C’est ainsi que naît le BROTHERHOOD OF BREATH qui signe sur Neon, en 1971, un premier disque éponyme. On retrouve d’ailleurs deux titres de cet album sur ce Travelling Somewhere : MRA et The Bride, tous deux signés par Dudu PUKWANA.
Pour cette occasion, la formation évolue à douze (trois trompettes, dont Mongezi FEZA et Mark CHARIG, deux trombones dont Nick EVANS, deux saxophones alto, Mike OSBORNE et PUKWANA, deux ténors, Evan PARKER et Gary WINDO, et bien sûr McGREGOR au piano, MOHOLO aux percussions et Harry MILLER à la contrebasse). Le son est vivifiant, énergique. Le rythme soutenu. Le lyrisme, intact. Les paysages parcourus, nombreux : on passe de la presque marche funèbre Ismite is Might à l’enjoué et tribal Kongi’s Theme.

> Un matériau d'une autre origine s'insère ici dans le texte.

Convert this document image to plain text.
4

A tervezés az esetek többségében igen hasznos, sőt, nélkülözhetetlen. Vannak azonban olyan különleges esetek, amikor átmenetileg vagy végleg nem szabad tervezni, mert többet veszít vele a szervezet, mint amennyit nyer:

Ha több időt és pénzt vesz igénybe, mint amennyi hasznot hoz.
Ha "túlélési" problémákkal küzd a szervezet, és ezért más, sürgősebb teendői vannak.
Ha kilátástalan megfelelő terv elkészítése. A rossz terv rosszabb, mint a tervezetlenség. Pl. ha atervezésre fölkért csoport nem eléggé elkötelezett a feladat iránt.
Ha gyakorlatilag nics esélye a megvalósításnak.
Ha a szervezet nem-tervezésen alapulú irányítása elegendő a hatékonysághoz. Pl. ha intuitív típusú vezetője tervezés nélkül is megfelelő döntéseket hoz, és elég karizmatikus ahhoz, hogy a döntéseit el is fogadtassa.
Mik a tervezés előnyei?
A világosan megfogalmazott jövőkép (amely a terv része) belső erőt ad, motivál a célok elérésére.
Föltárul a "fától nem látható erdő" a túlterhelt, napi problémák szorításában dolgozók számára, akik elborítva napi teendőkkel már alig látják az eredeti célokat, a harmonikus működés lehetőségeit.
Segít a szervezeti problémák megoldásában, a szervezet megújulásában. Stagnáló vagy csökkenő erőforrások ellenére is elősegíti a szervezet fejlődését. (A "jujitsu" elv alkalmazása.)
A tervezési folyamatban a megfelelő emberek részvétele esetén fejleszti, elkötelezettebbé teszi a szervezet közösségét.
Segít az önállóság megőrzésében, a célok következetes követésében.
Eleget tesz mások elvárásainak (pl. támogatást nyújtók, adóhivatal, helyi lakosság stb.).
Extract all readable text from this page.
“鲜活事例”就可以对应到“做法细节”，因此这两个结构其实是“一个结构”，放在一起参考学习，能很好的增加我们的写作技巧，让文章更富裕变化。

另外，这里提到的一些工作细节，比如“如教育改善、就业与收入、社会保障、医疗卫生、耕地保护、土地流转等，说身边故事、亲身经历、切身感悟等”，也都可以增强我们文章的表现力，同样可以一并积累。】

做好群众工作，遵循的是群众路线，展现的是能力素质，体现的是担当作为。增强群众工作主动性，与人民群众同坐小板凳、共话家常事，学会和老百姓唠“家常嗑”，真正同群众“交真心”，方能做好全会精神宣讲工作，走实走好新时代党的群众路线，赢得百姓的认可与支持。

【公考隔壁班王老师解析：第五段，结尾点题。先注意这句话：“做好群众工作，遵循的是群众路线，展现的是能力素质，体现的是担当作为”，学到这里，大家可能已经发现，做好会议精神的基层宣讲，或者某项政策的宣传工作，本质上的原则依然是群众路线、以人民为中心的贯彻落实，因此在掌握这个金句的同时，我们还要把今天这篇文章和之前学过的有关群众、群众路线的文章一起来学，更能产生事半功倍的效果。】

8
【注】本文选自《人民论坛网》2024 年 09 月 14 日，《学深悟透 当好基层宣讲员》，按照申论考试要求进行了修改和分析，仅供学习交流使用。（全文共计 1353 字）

C’est un disque plein. Plein à plus d’un titre puisqu’il atteint à quelques secondes près les 80 minutes, ce qui a nécessité un fondu sur le titre Do It qui clôt l’album, à croire qu’ils avaient encore assez de matière pour alimenter un second disque !
Travelling Somewhere propose, faute de ne pas pouvoir se mettre sous la dent l’album officiel Live at Willisau, paru en son temps sur Ogun, une immersion totale dans ce jazz organique et viscéral de l’époque qui a su contaminer toute la scène britannique, de SOFT MACHINE à John SURMAN.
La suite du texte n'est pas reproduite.